Nel 1983 un giorno simile toccava ad un piccolo paesino. Sandro Pertini sciolse il primo consiglio comunale per infiltrazioni mafiose nel Vibonese, a Limbadi. Ne parlò agli italiani tutti nel discorso di fine anno: “Ci preoccupa quello che si verifica con la mafia in Sicilia, la camorra nel napoletano e la ’ndrangheta – non so mai pronunciare bene questa parola – in Calabria. Però io qui mi permetto di fare questa osservazione. Io ho girato in lungo e largo la Calabria. Se vi è un popolo generoso, buono, pronto, desideroso di lavorare e di trarre dal suo lavoro il necessario per poter vivere dignitosamente, è il popolo calabrese. Bisogna fare attenzione a non confondere il popolo siciliano, il popolo calabrese ed il popolo napoletano con la camorra o con la mafia. Sono una minoranza i mafiosi. Parlano troppo di quello che è in carcere, capo-mafia. Quello si sente un eroe. I giornali ne parlano tutti i giorni ed è chiaro che entra il giornale in carcere e lui si sente un eroe, questo sciagurato”.
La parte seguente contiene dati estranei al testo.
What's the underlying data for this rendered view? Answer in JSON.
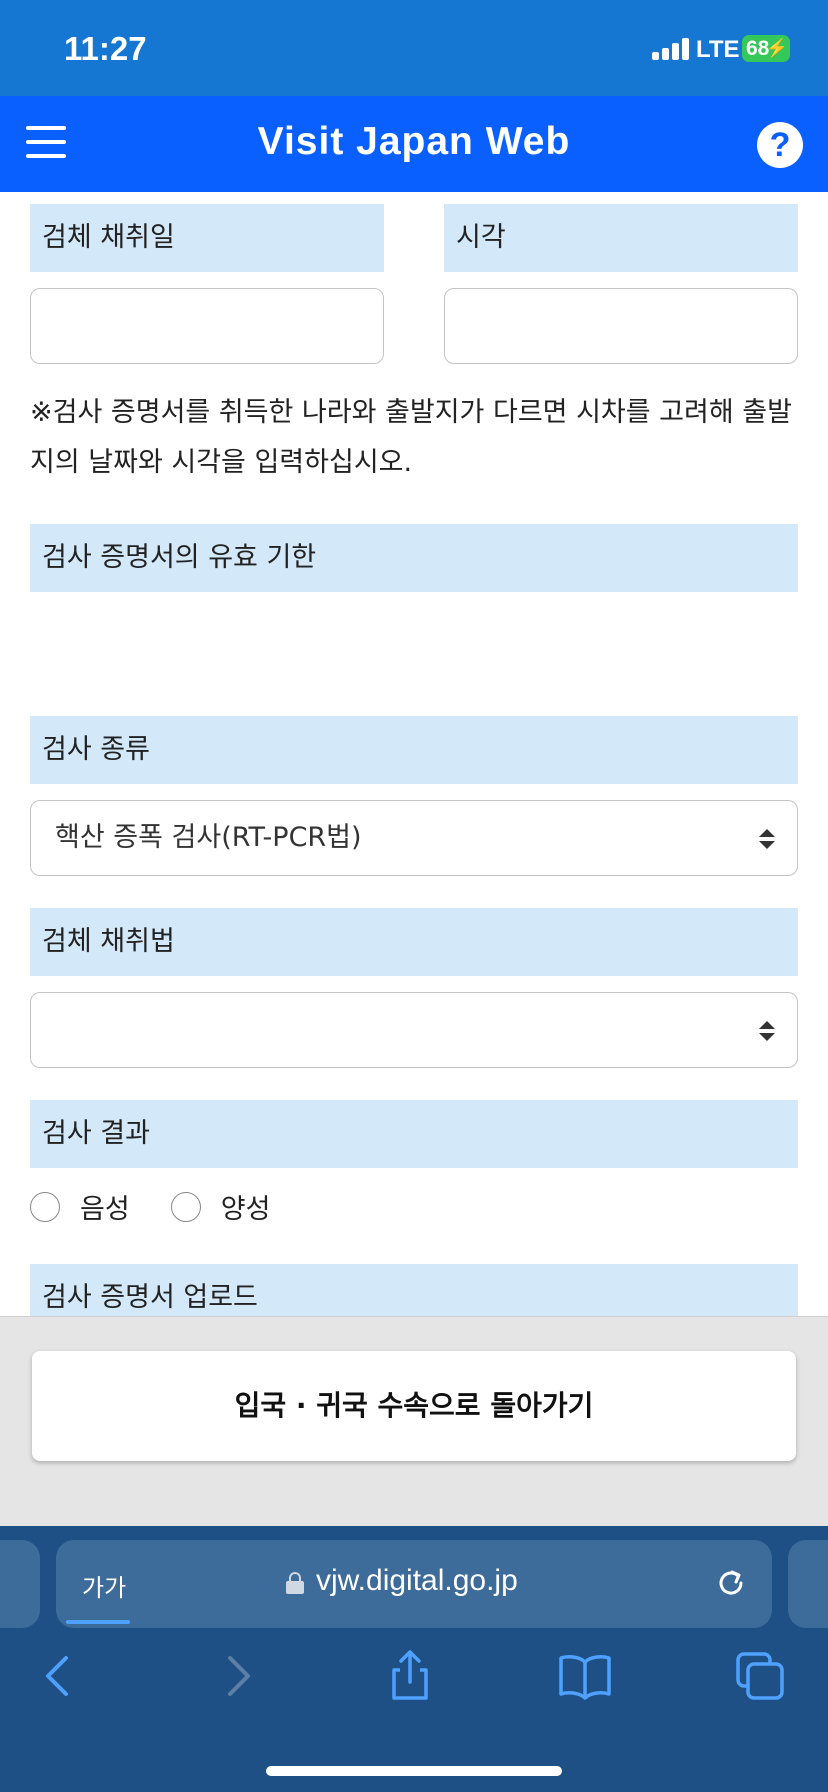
{
  "status_bar": {
    "time": "11:27",
    "network": "LTE",
    "battery": "68"
  },
  "header": {
    "title": "Visit Japan Web",
    "help": "?"
  },
  "form": {
    "collection_date_label": "검체 채취일",
    "time_label": "시각",
    "collection_date_value": "",
    "time_value": "",
    "note": "※검사 증명서를 취득한 나라와 출발지가 다르면 시차를 고려해 출발지의 날짜와 시각을 입력하십시오.",
    "validity_label": "검사 증명서의 유효 기한",
    "test_type_label": "검사 종류",
    "test_type_value": "핵산 증폭 검사(RT-PCR법)",
    "sample_method_label": "검체 채취법",
    "sample_method_value": "",
    "result_label": "검사 결과",
    "result_options": [
      "음성",
      "양성"
    ],
    "upload_label": "검사 증명서 업로드"
  },
  "bottom": {
    "return_button": "입국 · 귀국 수속으로 돌아가기"
  },
  "browser": {
    "aa": "가가",
    "url": "vjw.digital.go.jp"
  },
  "colors": {
    "header": "#0a5fff",
    "status": "#1677d2",
    "label_band": "#d3e8f8",
    "browser": "#1f5085"
  }
}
Forse il presidente più amato aveva colto il rovescio della medaglia di questa legge, che è mutata una decina di anni dopo, in seguito ad un evento raccapricciante. Siamo ad inizio anni novanta, nella piana di Gioia Tauro, a Taurianova, è in atto una faida terribile. I telegiornali ogni giorno danno notizia di un delitto, in modo quasi asettico, finché non arriva la notizia che scuoterà anche i media internazionali. Uccidono un uomo, gli tagliano la testa e la portano in piazza, dove si divertono a farne un bersaglio da tiro. Oltrepassato quel segno di barbarie, l’opinione pubblica spinge lo Stato a riprendere il controllo del territorio e nasce il decreto del 31 maggio del 1991, che rende più facile lo scioglimento delle assisi comunali per infiltrazioni mafiose.
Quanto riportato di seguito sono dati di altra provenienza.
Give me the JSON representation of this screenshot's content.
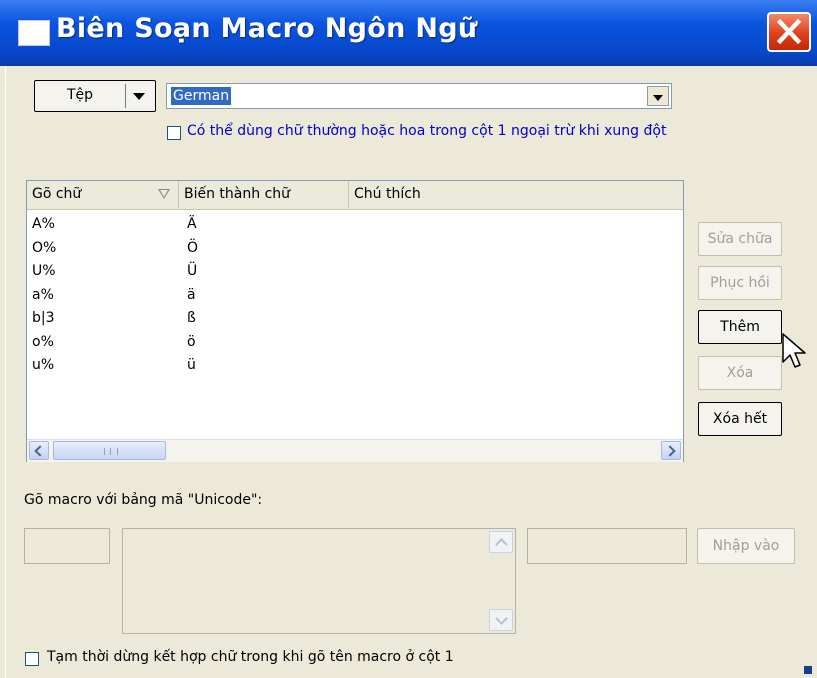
{
  "window": {
    "title": "Biên Soạn Macro Ngôn Ngữ",
    "close_icon": "close-icon"
  },
  "file_menu": {
    "label": "Tệp"
  },
  "language_select": {
    "selected": "German"
  },
  "case_option": {
    "label": "Có thể dùng chữ thường hoặc hoa trong cột 1 ngoại trừ khi xung đột",
    "checked": false
  },
  "table": {
    "columns": [
      "Gõ chữ",
      "Biến thành chữ",
      "Chú thích"
    ],
    "rows": [
      {
        "input": "A%",
        "output": "Ä",
        "note": ""
      },
      {
        "input": "O%",
        "output": "Ö",
        "note": ""
      },
      {
        "input": "U%",
        "output": "Ü",
        "note": ""
      },
      {
        "input": "a%",
        "output": "ä",
        "note": ""
      },
      {
        "input": "b|3",
        "output": "ß",
        "note": ""
      },
      {
        "input": "o%",
        "output": "ö",
        "note": ""
      },
      {
        "input": "u%",
        "output": "ü",
        "note": ""
      }
    ]
  },
  "actions": {
    "edit": "Sửa chữa",
    "restore": "Phục hồi",
    "add": "Thêm",
    "delete": "Xóa",
    "delete_all": "Xóa hết"
  },
  "unicode_group": {
    "label": "Gõ macro với bảng mã \"Unicode\":",
    "import_label": "Nhập vào"
  },
  "temp_option": {
    "label": "Tạm thời dừng kết hợp chữ trong khi gõ tên macro ở cột 1",
    "checked": false
  },
  "colors": {
    "titlebar": "#0a54e0",
    "selection": "#316ac5",
    "link_text": "#0000cc",
    "face": "#ece9d8"
  }
}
Acqua sotto i ponti ne è passata parecchia, oggi nessun politico ha le palle di parlare ai calabresi e agli italiani per dirgli cosa succederà dopo questa sospensione della democrazia, il ministro ha detto che è stata una decisione sofferta, ma che è stata fatta per il bene della città, ora comincia il chiacchiericcio inutile. Del resto i comuni sciolti da allora sono quasi 200 ed è un fenomeno che ormai appartiene a tutta la Penisola, ma che la Calabria soffre in modo particolare. Con questo decreto si attesta la presenza di condizionamenti mafiosi nell’azioni amministrativa, ma invece di bonificare si sospende tutto.

Sbaglia chi parla di liberazione per Reggio. Nel Municipio affacciato sullo Stretto, a lungo amministrato dal centrodestra che oggi guida la Regione con Giuseppe Scopelliti, storico e amato sindaco che ha promesso di estendere il “modello Reggio” alla Calabria, è stato accertato un ruolo dominante delle cosche di ’ndrangheta nelle società compartecipate col Comune. Stato e Mafia coabitavano nello stesso palazzo a gestire servizi per i cittadini, altro che “trattativa”. Per disarticolare questo potere servirà ben altro. E, come se ciò non bastasse, c’è un buco di bilancio enorme da risanare.

Questo scioglimento avrà ripercussioni non solo amministrative ma politiche gigantesche e, per certi versi imprevedibili, non solo per una delle città più belle d’Italia ma per un sistema di governo nazionale protagonista di un declino ormai inarrestabile. Si salvi chi può.